One flaw I noticed is that – in some ways – Clare is a very stereotypical “girl in love at first sight.” This made her character seem more saccharine than necessary in spots but is not the worst crime in a debut novel.

Also, this had a strong flavor of “chick lit” around it, which is a shame, because there are riches there for everyone. Again, this is not the worst flaw you find in a debut novel, so I’m inclined to cut Ms. Niffenberger a good bit of slack.

I definitely think this is worth reading, and — having read it — understand why it was such a key point in The Reading List. If you have the time, definitely give this one a shot.

Review: Coraline, by Neil Gaiman

If there is one thing you can count on Neil Gaiman for, it’s a fun, solid story with a few surreal twists. Coraline is no exception to this. From a little girl who is totally frustrated at the adults around her’s inability to use her right name (something I can identify very strongly with given the beatings my last name has taken over the years) to said little girl’s wish for some attention and her intelligence and curiosity (which is what gets her into trouble, this is one of these books I wish had been around when I was a youngling to keep my Pippi Longstocking books company.

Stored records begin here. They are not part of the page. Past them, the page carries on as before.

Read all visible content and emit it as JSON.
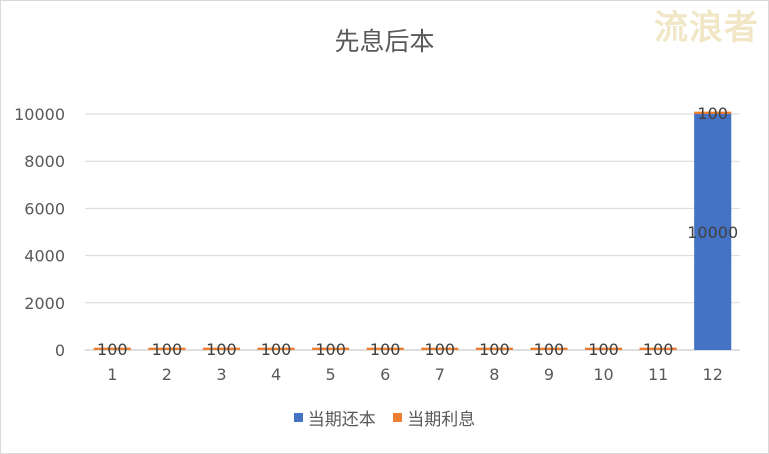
{
  "watermark": "流浪者",
  "chart_data": {
    "type": "bar",
    "stacked": true,
    "title": "先息后本",
    "xlabel": "",
    "ylabel": "",
    "categories": [
      "1",
      "2",
      "3",
      "4",
      "5",
      "6",
      "7",
      "8",
      "9",
      "10",
      "11",
      "12"
    ],
    "series": [
      {
        "name": "当期还本",
        "color": "#4472c4",
        "values": [
          0,
          0,
          0,
          0,
          0,
          0,
          0,
          0,
          0,
          0,
          0,
          10000
        ],
        "data_labels": [
          "",
          "",
          "",
          "",
          "",
          "",
          "",
          "",
          "",
          "",
          "",
          "10000"
        ]
      },
      {
        "name": "当期利息",
        "color": "#ed7d31",
        "values": [
          100,
          100,
          100,
          100,
          100,
          100,
          100,
          100,
          100,
          100,
          100,
          100
        ],
        "data_labels": [
          "100",
          "100",
          "100",
          "100",
          "100",
          "100",
          "100",
          "100",
          "100",
          "100",
          "100",
          "100"
        ]
      }
    ],
    "ylim": [
      0,
      10000
    ],
    "yticks": [
      0,
      2000,
      4000,
      6000,
      8000,
      10000
    ],
    "grid": true,
    "legend_position": "bottom"
  }
}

Coraline was a fun listen, especially since Neil Gaiman was the reader. I’ve heard Neil read before, and he is always fun to listen to. So, this is definitely a must if you have kids that like creepy stuff (as many kids do), or if YOU like creepy stuff. Especially if that creepy stuff is based around real fears and issues kids have.

Review: The Muralist, by B.A. Shapiro

Sadly, I didn’t enjoy this as much as I thought I would. I picked it up due to my friend Jan’s recommendation, and her recommendations are usually spot-on for me.

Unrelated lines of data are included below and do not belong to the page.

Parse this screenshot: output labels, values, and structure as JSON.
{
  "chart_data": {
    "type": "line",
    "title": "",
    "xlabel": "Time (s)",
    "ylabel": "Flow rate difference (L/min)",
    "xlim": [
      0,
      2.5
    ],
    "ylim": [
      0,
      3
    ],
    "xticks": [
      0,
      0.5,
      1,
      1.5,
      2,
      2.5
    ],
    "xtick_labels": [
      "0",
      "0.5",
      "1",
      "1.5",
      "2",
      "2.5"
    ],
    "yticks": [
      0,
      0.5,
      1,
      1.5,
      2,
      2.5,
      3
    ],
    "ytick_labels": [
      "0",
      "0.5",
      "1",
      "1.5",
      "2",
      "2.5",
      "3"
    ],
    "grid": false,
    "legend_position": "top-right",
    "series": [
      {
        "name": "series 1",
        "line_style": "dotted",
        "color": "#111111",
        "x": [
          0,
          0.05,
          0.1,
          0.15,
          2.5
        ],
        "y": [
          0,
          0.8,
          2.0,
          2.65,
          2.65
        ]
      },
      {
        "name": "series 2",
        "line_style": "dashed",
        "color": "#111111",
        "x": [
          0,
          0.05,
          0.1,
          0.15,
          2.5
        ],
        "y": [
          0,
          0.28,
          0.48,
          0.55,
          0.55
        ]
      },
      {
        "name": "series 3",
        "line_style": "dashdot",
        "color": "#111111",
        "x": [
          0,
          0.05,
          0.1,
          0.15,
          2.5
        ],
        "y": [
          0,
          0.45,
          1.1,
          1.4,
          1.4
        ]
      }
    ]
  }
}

It is a fascinating story- an artist, Danielle, goes searching for her family history, including that of her great-aunt Alizée Benoit, a WPA artist who disappeared after the war. However, what kept me reading, more than the weaving in of prominent historical figures, was the way Danielle’s personality (and that of her family) operated at so many different levels; Aunt Alizée, for example, was mature enough to interrupt a meeting between Eleanor Roosevelt and the owners of the WPA project she is working on, with a goal of getting the current work of her and her contemporaries (the founders, pretty much, of abstract expressionism) included in WPA projects and exhibitions, despite the rule that all WPA art had to be representational rather than abstract. In other areas of her life, Alizée has trouble being quite so forthright. She is also a bit naive regarding getting her relatives out of what is becoming Vichy France. Even as officials are telling her, one after another, that she will not be able to obtain the needed visas, she still keeps attempting the same methods to try and rescue her family, much the way Danielle keeps searching for her great-aunt despite being thwarted at every turn.

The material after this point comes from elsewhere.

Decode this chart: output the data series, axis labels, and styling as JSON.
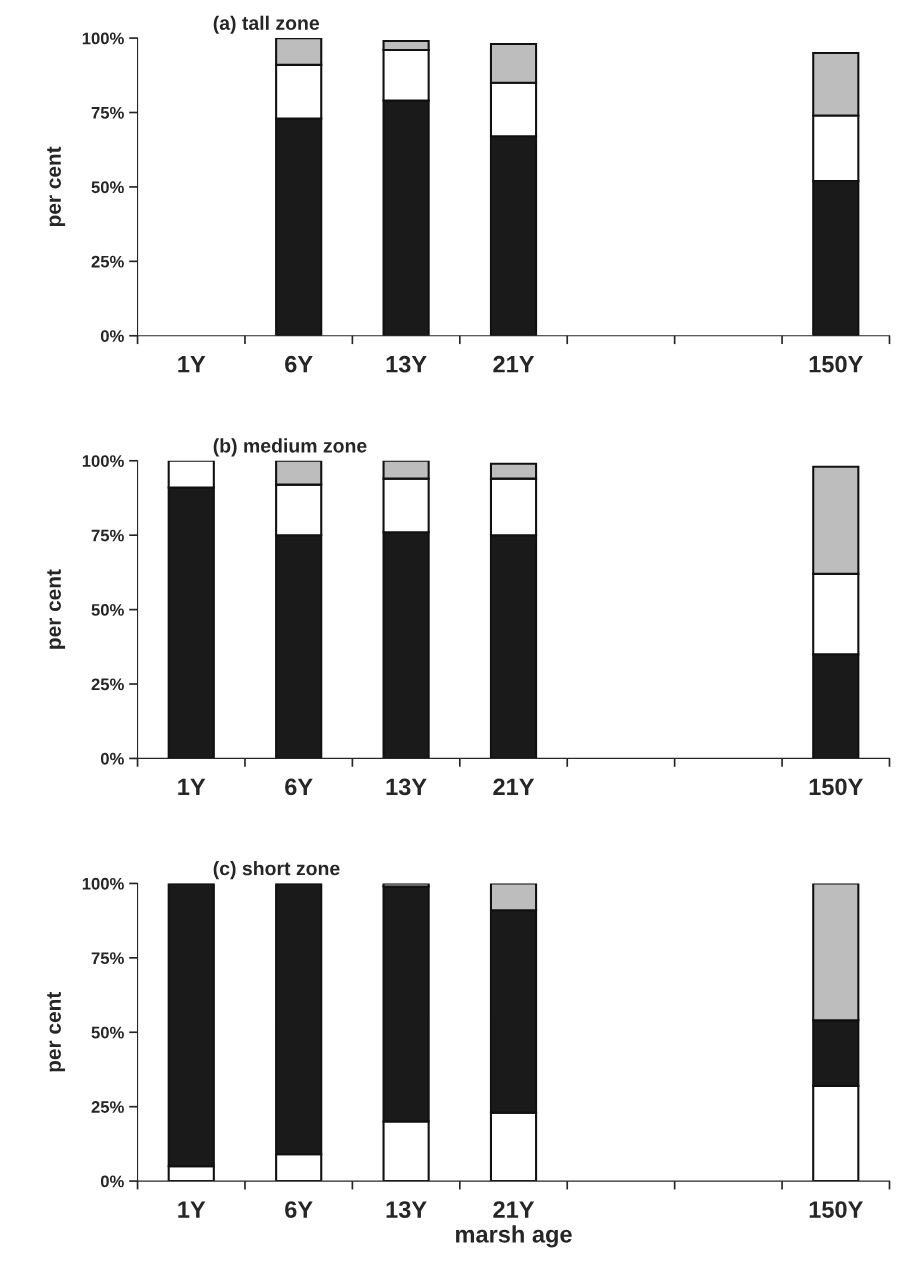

It’s not a bad book, and it’s possible that it was just a bit triggery for me – a Russian/Roumanian/Galician Jew whose ancestors emigrated to America in the lead-up years to World War II. It is definitely worth reading, not least for the way real historical figures are woven into the story (the one thing from the times she seems to have missed is the story about Marc Chagall locking his paintings into a Paris attic before evacuating during the war and expecting to find them still there when he went back after the war (they were stolen while he was gone, in fact), but for the multiple layers of maturity Shapiro’s characters show as they move through their lives. These are complex people, with many fears, motivations, and agendas, and that is what kept me reading through a book I might otherwise have put down.